Америка изначально строилась как земля обетованная и обещала стать осуществлением кальвинистского отрыва от исторической традиции «людей мира». Религиозный мотив переселенцев очевиден, так как отрыв можно было осуществить через полное удаление от прежних обычаев, законов, национальных, династических и сословных привязанностей. Любопытно, что эта идея о полной переделке мира по заранее подготовленному плану подкреплялась у пуритан знакомым образом «построения Храма» — восстановления Иерусалимского Храма. Поскольку символ «построения Храма» всегда присутствует во всех масонских философиях в тех местах, где христиане обращаются к Царству Божию, можно предположить, что кальвинистские идеи имеют то же общее и весьма древнее происхождение. Далее, Америка была воплощением пуританской идеи о разрушении традиционной системы хозяйства. Наконец, Америка должна была стать землей обетованной для пуритан, которые полагали, что они становятся орудием Бога и тем вернее их избранничество, чем эффективнее они действуют в сфере их мирской активности. Эти идеи, возможно, близки тем, кто отверг Спасителя. Отчего же им не сделаться охотно «прозелитами» среди пуритан, которые не ищут Царства Божия, в котором не будет ни эллина, ни иудея, но сознательно строят царство человеческое, в котором предоставляется шанс возвести трон для себя?
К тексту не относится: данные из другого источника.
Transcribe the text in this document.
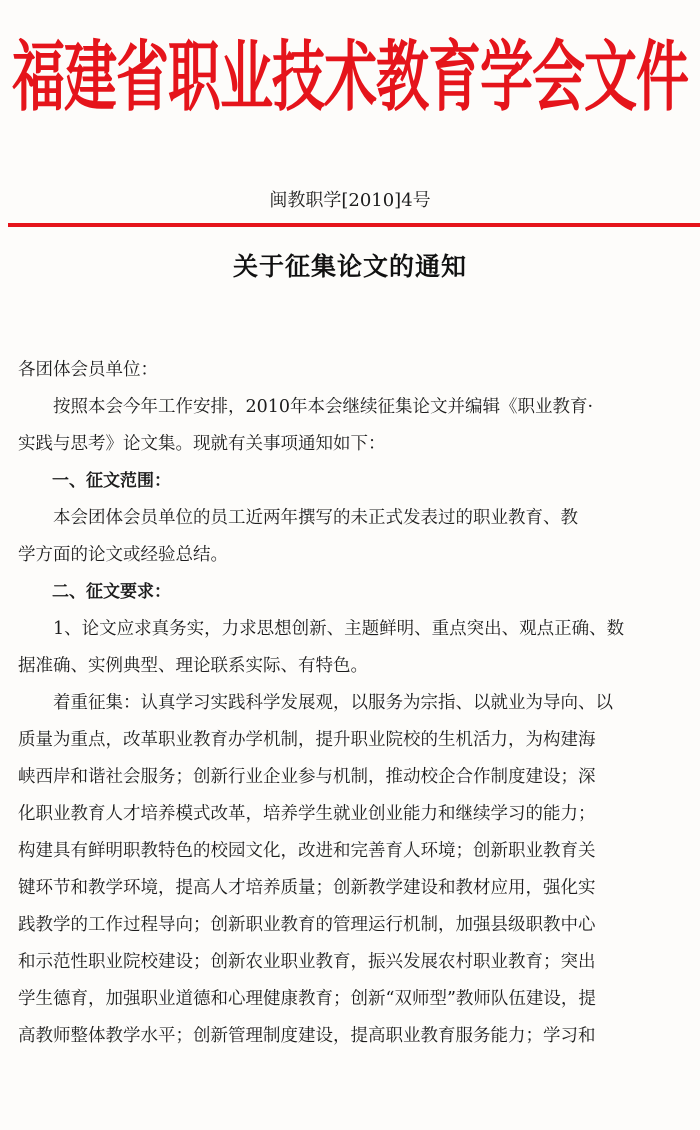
福建省职业技术教育学会文件
闽教职学[2010]4号
关于征集论文的通知

各团体会员单位：

按照本会今年工作安排，2010年本会继续征集论文并编辑《职业教育·
实践与思考》论文集。现就有关事项通知如下：

一、征文范围：

本会团体会员单位的员工近两年撰写的未正式发表过的职业教育、教
学方面的论文或经验总结。

二、征文要求：

1、论文应求真务实，力求思想创新、主题鲜明、重点突出、观点正确、数
据准确、实例典型、理论联系实际、有特色。

着重征集：认真学习实践科学发展观，以服务为宗指、以就业为导向、以
质量为重点，改革职业教育办学机制，提升职业院校的生机活力，为构建海
峡西岸和谐社会服务；创新行业企业参与机制，推动校企合作制度建设；深
化职业教育人才培养模式改革，培养学生就业创业能力和继续学习的能力；
构建具有鲜明职教特色的校园文化，改进和完善育人环境；创新职业教育关
键环节和教学环境，提高人才培养质量；创新教学建设和教材应用，强化实
践教学的工作过程导向；创新职业教育的管理运行机制，加强县级职教中心
和示范性职业院校建设；创新农业职业教育，振兴发展农村职业教育；突出
学生德育，加强职业道德和心理健康教育；创新“双师型”教师队伍建设，提
高教师整体教学水平；创新管理制度建设，提高职业教育服务能力；学习和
А. Янов, отвергающий каждую частицу того, что составляет смысл русской духовной, национальной и исторической жизни, часто, как и авторы того же направления (Р. Пайпс, У. Лакер), противопоставляет этому американскую демократию и англосаксонский либерализм в качестве «очевидной» альтернативы. Янов приводит замечание Горация Уайта о том, что «Конституция Соединенных Штатов основана на философии Гоббса» (т. е. на идее «человек человеку волк») и «на религии Кальвина», утверждающей превосходство пуритан над другими, не предназначенными ко Спасению. Эта конституция предполагает, что «естественное состояние человечества есть состояние войны и что земной ум находится во вражде с Богом». Не в силах отрицать, что нравственная сторона такой философии может вызвать вопросы, Янов единственным аргументом выдвигает «практичность» этой политической доктрины. Цитируемый Яновым историк Ричард Хофштадтер также отмечает, что творцы американской конституции «не верили в человека, но верили в силу хорошей политической конституции, способной его контролировать…. Они не верили в добродетель, но полагались на способность порока нейтрализовать порок»[90].
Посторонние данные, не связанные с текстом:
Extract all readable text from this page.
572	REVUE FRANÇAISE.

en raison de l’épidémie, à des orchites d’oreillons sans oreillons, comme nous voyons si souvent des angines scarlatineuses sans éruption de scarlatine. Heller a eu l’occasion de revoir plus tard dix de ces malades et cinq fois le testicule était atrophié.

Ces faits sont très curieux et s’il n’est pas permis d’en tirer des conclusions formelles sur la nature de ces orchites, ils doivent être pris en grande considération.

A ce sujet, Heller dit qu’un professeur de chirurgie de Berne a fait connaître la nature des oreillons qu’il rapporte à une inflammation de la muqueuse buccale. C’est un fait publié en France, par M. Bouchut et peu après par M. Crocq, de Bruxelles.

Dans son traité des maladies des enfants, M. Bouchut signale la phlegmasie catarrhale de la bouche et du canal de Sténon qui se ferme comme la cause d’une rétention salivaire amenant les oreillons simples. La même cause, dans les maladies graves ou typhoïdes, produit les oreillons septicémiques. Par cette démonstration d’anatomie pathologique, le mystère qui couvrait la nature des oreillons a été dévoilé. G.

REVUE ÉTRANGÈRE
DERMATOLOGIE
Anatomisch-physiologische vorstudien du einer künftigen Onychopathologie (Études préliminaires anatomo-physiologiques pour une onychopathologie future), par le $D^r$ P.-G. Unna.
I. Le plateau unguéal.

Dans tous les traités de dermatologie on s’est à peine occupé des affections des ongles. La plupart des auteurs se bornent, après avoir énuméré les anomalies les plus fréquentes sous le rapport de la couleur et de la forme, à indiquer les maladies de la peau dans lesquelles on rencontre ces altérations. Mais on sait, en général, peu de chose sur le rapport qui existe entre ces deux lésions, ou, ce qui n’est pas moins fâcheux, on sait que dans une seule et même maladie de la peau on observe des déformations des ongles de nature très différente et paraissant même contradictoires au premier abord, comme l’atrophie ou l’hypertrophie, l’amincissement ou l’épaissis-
Янов недобросовестен, используя Хофштадтера в своем славословии американскому либерализму, ибо Р. Хофштадтер весьма критически анализировал идейные основы американского мессианизма, даже именуя этот аспект сознания «параноидальным». Он прямо выводил из кальвинистского провиденциализма и веры в проявление Божьей милости в земном успехе доктрину «особого предназначения», «явленной судьбы» (Manifest Destiny), служившую моральным оправданием войн, экспансии, иллюстрируя это сентенциями президента Маккинли по поводу захвата Филиппин: «Долг определяет предназначение… Если долг означает моральную обязанность, то предназначение означает, что мы обязательно ее исполним… Наша история — это история непрерывной экспансии, она до сих пор была всегда успешной… Экспансия — это национальное и расовое наследие, глубокая и непреодолимая потребность. Провидение было так щедро к нам, одарив нас такими успехами, что мы совершили бы грех, если бы не приняли на себя ответственность, которую оно на нас возложило»[91].
В XX веке к американскому мировому проекту как к орудию сознательно подключились разнородные силы, бросающие вызов христианской истории. Это было столь же неизбежно, как Pax Americana вместо Священной Римской империи германской нации. Возможно, что именно на будущую роль англосаксонских интересов и их флаг — «атлантизм» — намекал магистр ордена розенкрейцеров Ф. Бэкон в своей эзотерической «Новой Атлантиде», о которой до сих пор спорят толкователи. Нелишне упомянуть, что эмблемой Североатлантического договора и «атлантического сообщества» как мирового цивилизационного проекта стал символ англиканской церкви The Compos Rose — «роза ветров», выложенная в каменном полу главного англиканского собора в Лондоне. Все же ни одно государство и общество не тождественно тем идеям, что положены в их основание или задуманы формировать общественное сознание. В Америке, как и везде в мире, не прекращается борьба добра и зла, которая идет в душе каждого человека. С самого начала были государственные мужи и деятели, понимавшие наличие этой борьбы. Собрание сочинений президента Адамса свидетельствует о его полной осведомленности о существовании всемирного, непрестанно действующего заговора против правительств и религии.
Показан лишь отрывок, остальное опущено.